Interessant ist, dass der Hype nicht nur äußerlich, auf Filmfans und Kritiker, zu wirken scheint. Auch nach innen, auf die Filmemacher selbst, wirkt die Erwartungshaltung. Wie stark diese Wirkung ist, das müsste schon Christopher Nolan selbst beantworten, doch es fällt auf, dass genau die größeren Kritikpunkte an The Dark Knight Rises mit dem Hype in Verbindung stehen. Die etwas vollgepackte Story, die unnötigen Charaktere, die Überlänge. Offenbar sollte dem Wunsch nach einem noch epischeren Filmerlebnis unbedingt nachgekommen werden. Anderseits wurden, wie die Überarbeitung von Banes Stimme – er nuschelte und sprach ungewöhnlich hoch – zeigt, Risiken vermieden. Die Angst, die gehypten Fans zu enttäuschen, war womöglich großer als die Experimentierfreude. Wirkliche Erfolgsfilme begeistern jedoch immer, weil sie dem Zuschauer besondere Elemente bieten – die ungewöhnliche Figur des Jokers in The Dark Knight war am Hype um seinen Nachfolger sicher nicht unbeteiligt.

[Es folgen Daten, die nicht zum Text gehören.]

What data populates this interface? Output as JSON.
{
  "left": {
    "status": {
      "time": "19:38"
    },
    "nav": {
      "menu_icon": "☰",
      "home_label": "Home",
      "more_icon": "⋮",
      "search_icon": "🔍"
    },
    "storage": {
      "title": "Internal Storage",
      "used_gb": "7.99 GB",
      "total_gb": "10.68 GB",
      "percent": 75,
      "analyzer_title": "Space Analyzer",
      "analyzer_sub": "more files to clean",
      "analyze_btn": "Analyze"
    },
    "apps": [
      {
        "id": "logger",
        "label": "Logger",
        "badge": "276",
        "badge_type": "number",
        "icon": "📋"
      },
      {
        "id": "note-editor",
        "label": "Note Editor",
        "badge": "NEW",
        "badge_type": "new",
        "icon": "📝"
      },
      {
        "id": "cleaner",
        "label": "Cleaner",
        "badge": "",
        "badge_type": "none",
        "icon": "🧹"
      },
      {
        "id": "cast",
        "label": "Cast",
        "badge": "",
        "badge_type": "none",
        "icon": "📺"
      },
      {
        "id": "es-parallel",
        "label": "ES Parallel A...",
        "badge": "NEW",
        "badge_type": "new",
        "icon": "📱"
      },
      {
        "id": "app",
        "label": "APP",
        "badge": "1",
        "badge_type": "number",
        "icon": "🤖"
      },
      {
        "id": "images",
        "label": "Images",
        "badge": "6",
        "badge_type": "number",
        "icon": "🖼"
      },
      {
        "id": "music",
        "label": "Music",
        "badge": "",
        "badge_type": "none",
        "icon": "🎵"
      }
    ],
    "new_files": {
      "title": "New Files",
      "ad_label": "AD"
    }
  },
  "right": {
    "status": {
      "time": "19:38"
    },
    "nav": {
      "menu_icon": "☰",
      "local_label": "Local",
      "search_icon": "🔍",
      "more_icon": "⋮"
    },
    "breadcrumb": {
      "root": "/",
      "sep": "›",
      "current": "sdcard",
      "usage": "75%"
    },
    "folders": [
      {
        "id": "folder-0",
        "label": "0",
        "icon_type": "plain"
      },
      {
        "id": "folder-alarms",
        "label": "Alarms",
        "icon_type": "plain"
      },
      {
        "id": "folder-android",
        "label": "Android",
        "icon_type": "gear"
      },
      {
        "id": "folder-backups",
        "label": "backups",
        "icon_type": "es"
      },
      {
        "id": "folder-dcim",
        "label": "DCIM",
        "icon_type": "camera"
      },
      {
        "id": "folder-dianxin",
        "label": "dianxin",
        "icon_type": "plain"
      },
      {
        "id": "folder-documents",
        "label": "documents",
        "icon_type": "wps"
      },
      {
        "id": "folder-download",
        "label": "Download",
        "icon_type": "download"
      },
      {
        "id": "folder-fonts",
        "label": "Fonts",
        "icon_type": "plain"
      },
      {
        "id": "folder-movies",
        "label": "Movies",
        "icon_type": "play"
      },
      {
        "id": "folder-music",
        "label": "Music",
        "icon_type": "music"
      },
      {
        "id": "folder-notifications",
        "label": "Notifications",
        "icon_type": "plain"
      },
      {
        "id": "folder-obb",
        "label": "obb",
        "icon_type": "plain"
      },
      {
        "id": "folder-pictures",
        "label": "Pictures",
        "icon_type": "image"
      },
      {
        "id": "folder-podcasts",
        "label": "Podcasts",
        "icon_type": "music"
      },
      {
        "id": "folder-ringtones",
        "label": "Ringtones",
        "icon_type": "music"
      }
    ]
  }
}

Nach dem Hype ist vor dem Hype
Es bleibt spannend, wie sich die Internethypes um Filme entwickeln. Gerade wegen der Morddrohungen gegen den Filmkritiker wird dem nächsten Hype um Der Hobbit – Eine unerwartete Reise besondere Aufmerksamkeit geschenkt werden. Vielleicht kommt Peter Jackson der Unmut über die neue Technik – 3D und 48 Bilder pro Sekunde – und die Ankündigung, nun anstatt zwei Teilen drei Hobbit-Filme zu drehen, dabei sogar zu Gute. Der Hype ist ein bisschen zurückgegangen, die Erwartungen sind wieder gesunken. Vielleicht kann Der Hobbit also doch überraschen. Die Technikdiskussion zeigt im Übrigen, das Peter Jackson nicht gewillt ist, sich von den Fans in sein Projekt reinreden zu lassen. Es wird interessant zu sehen, ob er diese Linie durchzieht. Was die wütenden Reaktionen von gehypten Fans angeht, werden wir wohl auf die erste negative Kritik zu Der Hobbit – Eine unerwartete Reise warten müssen. Denn mit kritischen Artikeln ist es wie mit Hypes – der nächste kommt bestimmt.

Was denkt ihr über die Zunahme von Hypes und ihre Auswirkungen?